Splot kilku czynników doprowadził do utraty płynności wielu gospodarstw, co może zakończyć się ich upadkiem. Wedle „Stanowiska Podlaskiej Izby Rolniczej i związków zawodowych rolników województwa podlaskiego” nie bez winy jest ARiMR, ze względu na nie dotrzymywanie terminów podpisywania umów. Nie są znane zasady udzielania kredytów preferencyjnych dla rolników, banki zaostrzają warunki udzielania pożyczek, co utrudnia korzystanie ze środków unijnych na inwestycje w gospodarstwach.
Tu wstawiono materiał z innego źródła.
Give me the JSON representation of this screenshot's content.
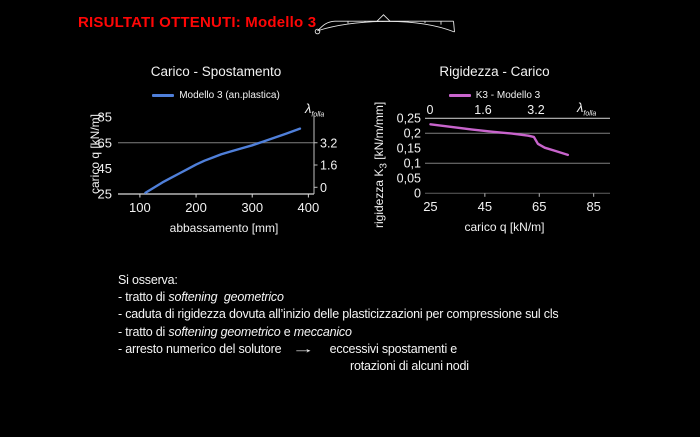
{
  "slide": {
    "title": "RISULTATI OTTENUTI: Modello 3"
  },
  "colors": {
    "title_red": "#ff0606",
    "text": "#f2f2f2",
    "series_blue": "#4f7fd9",
    "series_pink": "#c864cc",
    "gridline": "#7f7f7f",
    "axis": "#d9d9d9"
  },
  "icons": {
    "header_sketch": "deformed-arch-structure"
  },
  "chart_data": [
    {
      "type": "line",
      "title": "Carico - Spostamento",
      "legend": [
        {
          "label": "Modello 3 (an.plastica)",
          "color": "#4f7fd9"
        }
      ],
      "xlabel": "abbassamento [mm]",
      "ylabel": "carico q [kN/m]",
      "xticks": [
        100,
        200,
        300,
        400
      ],
      "yticks": [
        25,
        45,
        65,
        85
      ],
      "xlim": [
        61,
        410
      ],
      "ylim": [
        25,
        89
      ],
      "gridlines_y": [
        65
      ],
      "secondary_axis": {
        "symbol": "λ",
        "subscript": "folla",
        "side": "right",
        "tick_labels": [
          "0",
          "1.6",
          "3.2"
        ]
      },
      "series": [
        {
          "name": "Modello 3 (an.plastica)",
          "color": "#4f7fd9",
          "points": [
            [
              110,
              26
            ],
            [
              125,
              30
            ],
            [
              140,
              34
            ],
            [
              155,
              37.5
            ],
            [
              170,
              41
            ],
            [
              185,
              44.5
            ],
            [
              200,
              48
            ],
            [
              215,
              51
            ],
            [
              230,
              53.5
            ],
            [
              245,
              56
            ],
            [
              260,
              58
            ],
            [
              280,
              60.5
            ],
            [
              300,
              63
            ],
            [
              320,
              66
            ],
            [
              340,
              69
            ],
            [
              360,
              72
            ],
            [
              385,
              76
            ]
          ]
        }
      ]
    },
    {
      "type": "line",
      "title": "Rigidezza - Carico",
      "legend": [
        {
          "label": "K3 - Modello 3",
          "color": "#c864cc"
        }
      ],
      "xlabel": "carico q [kN/m]",
      "ylabel_parts": {
        "pre": "rigidezza K",
        "sub": "3",
        "post": " [kN/m/mm]"
      },
      "xticks": [
        25,
        45,
        65,
        85
      ],
      "ytick_values": [
        0,
        0.05,
        0.1,
        0.15,
        0.2,
        0.25
      ],
      "ytick_labels": [
        "0",
        "0,05",
        "0,1",
        "0,15",
        "0,2",
        "0,25"
      ],
      "xlim": [
        23,
        91
      ],
      "ylim": [
        0,
        0.25
      ],
      "gridlines_y": [
        0.1,
        0.2
      ],
      "top_axis": {
        "symbol": "λ",
        "subscript": "folla",
        "tick_labels": [
          "0",
          "1.6",
          "3.2"
        ]
      },
      "bottom_tick_values": [
        45,
        65,
        85
      ],
      "series": [
        {
          "name": "K3 - Modello 3",
          "color": "#c864cc",
          "points": [
            [
              25,
              0.23
            ],
            [
              32,
              0.222
            ],
            [
              40,
              0.213
            ],
            [
              48,
              0.205
            ],
            [
              55,
              0.199
            ],
            [
              61,
              0.192
            ],
            [
              63,
              0.188
            ],
            [
              64.5,
              0.165
            ],
            [
              67,
              0.152
            ],
            [
              71,
              0.141
            ],
            [
              75.5,
              0.128
            ]
          ]
        }
      ]
    }
  ],
  "notes": {
    "intro": "Si osserva:",
    "lines": [
      {
        "segments": [
          {
            "text": "- tratto di ",
            "style": "normal"
          },
          {
            "text": "softening  geometrico",
            "style": "italic"
          }
        ]
      },
      {
        "segments": [
          {
            "text": "- caduta di rigidezza dovuta all’inizio delle plasticizzazioni per compressione sul cls",
            "style": "normal"
          }
        ]
      },
      {
        "segments": [
          {
            "text": "- tratto di ",
            "style": "normal"
          },
          {
            "text": "softening geometrico",
            "style": "italic"
          },
          {
            "text": " e ",
            "style": "normal"
          },
          {
            "text": "meccanico",
            "style": "italic"
          }
        ]
      },
      {
        "segments": [
          {
            "text": "- arresto numerico del solutore",
            "style": "normal"
          },
          {
            "text": "→",
            "style": "arrow"
          },
          {
            "text": "eccessivi spostamenti e",
            "style": "normal"
          }
        ]
      },
      {
        "indented": true,
        "segments": [
          {
            "text": "rotazioni di alcuni nodi",
            "style": "normal"
          }
        ]
      }
    ]
  }
}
- Boli nas szczególnie, że mówi się tyle o kryzysie, zaciskaniu pasa, a jednocześnie planuje się podwyżki dla posłów, czy premie w spółkach Skarbu Państwa - dodał Gietek. - Tymczasem w ramach oszczędności środki Podlaskiego Ośrodka Doradztwa Rolniczego okrojone zostały w tym roku o 20 proc., podobnie fundusze na meliorację. Oszczędności robione są „na chybcika”, a tak nie powinno być.

- Ceny plonów spadają, a ceny kosztów produkcji wzrastają. Jest nasze zdecydowane „nie” na taką politykę - dodał Zbigniew Lewczuk, Regionalny Związek Rolników Kółek i Organizacji Rolniczych w Łomży.

- Polski rząd po raz kolejny robi eksperyment na rolnictwie, bo tak jest najłatwiej - - powiedział Andrzej Chmielewski, ZZR Samoobrona. - Mam nadzieję, że według tego, że w masie siła, to nasz głos będzie bardziej słyszalny. Na razie będziemy wychodzić do władz z petycjami, jeśli nie poskutkują, protesty nie są wykluczone.